Wood et al. (2014) conducted a comprehensive series of publication bias tests on all traits, including Egger’s test, Duval and Tweedie’s trim-and-fill procedure, and Ferguson and Brannick’s tandem method. For health preferences, they report an effect for Egger’s test that they describe as marginally significant (p = .095) and that no other tests were significant. This is arguably weak evidence for publication bias, at best, particularly since they interpret similar p-values as null results elsewhere (e.g., when discussing Roney, Simmons, & Gray [2011] and Swaddle & Reierson [2002]).
Wood et al. (2014) also report a significant relationship between number of days included in the fertile phase and cycle effect sizes from health preference studies.
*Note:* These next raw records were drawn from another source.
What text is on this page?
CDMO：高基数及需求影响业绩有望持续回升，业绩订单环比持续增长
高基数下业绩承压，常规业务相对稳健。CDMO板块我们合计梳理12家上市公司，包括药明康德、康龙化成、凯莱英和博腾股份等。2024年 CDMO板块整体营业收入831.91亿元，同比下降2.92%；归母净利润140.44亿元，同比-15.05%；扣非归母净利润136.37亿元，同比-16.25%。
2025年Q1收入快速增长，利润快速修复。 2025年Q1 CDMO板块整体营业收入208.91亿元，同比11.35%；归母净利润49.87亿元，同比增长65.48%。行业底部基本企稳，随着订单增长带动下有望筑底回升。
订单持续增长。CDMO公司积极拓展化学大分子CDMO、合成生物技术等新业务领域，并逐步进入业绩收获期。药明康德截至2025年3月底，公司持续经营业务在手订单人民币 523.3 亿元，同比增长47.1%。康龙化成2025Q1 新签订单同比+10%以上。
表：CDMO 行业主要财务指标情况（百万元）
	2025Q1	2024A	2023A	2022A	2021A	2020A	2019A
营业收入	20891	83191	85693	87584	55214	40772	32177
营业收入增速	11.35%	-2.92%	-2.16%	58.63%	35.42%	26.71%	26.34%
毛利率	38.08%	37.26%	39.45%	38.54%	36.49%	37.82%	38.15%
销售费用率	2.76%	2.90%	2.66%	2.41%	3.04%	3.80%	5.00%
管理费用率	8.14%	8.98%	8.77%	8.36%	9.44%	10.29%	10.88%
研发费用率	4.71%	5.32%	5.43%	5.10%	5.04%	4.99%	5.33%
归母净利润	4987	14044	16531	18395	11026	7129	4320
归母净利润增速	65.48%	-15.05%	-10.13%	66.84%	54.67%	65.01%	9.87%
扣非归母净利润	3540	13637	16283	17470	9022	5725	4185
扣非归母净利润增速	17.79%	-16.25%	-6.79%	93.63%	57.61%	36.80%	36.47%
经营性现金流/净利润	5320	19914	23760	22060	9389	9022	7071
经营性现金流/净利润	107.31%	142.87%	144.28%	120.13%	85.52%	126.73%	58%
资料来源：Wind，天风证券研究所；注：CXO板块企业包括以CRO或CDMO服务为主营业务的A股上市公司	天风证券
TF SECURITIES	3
Given the original rationale for cyclic shifts in health preferences (that disease avoidance tracks changes in progesterone, not fertility; Jones et al., 2005), it is unclear why this result is problematic. Because progesterone is uniformly low during the follicular phase and rises only after ovulation (Gilbert, 2000), including more days from the early follicular phase will increase the probability that women tested in this phase are correctly allocated to the low-progesterone condition. Given that some research also implicates progesterone in cyclic shifts in masculinity (Puts, 2006) and symmetry (Garver-Apgar, Gangestad, & Thornhill, 2008) preferences, this might also explain the relationships Wood et al. report between number of days included in the fertile phase and cycle effect sizes for masculinity and symmetry preferences.
Together, these points suggest that it is unreasonable to discount the significant overall effect of cycle phase for health preferences, particularly given converging evidence for links between progesterone and protective behaviors (e.g., Conway et al., 2007; Derntl, Hack, Kryspin-Exner, & Habel, 2013; Derntl, Kryspin-Exner, Fernbach, Moser, & Habel, 2008; Fleischman & Fessler, 2011).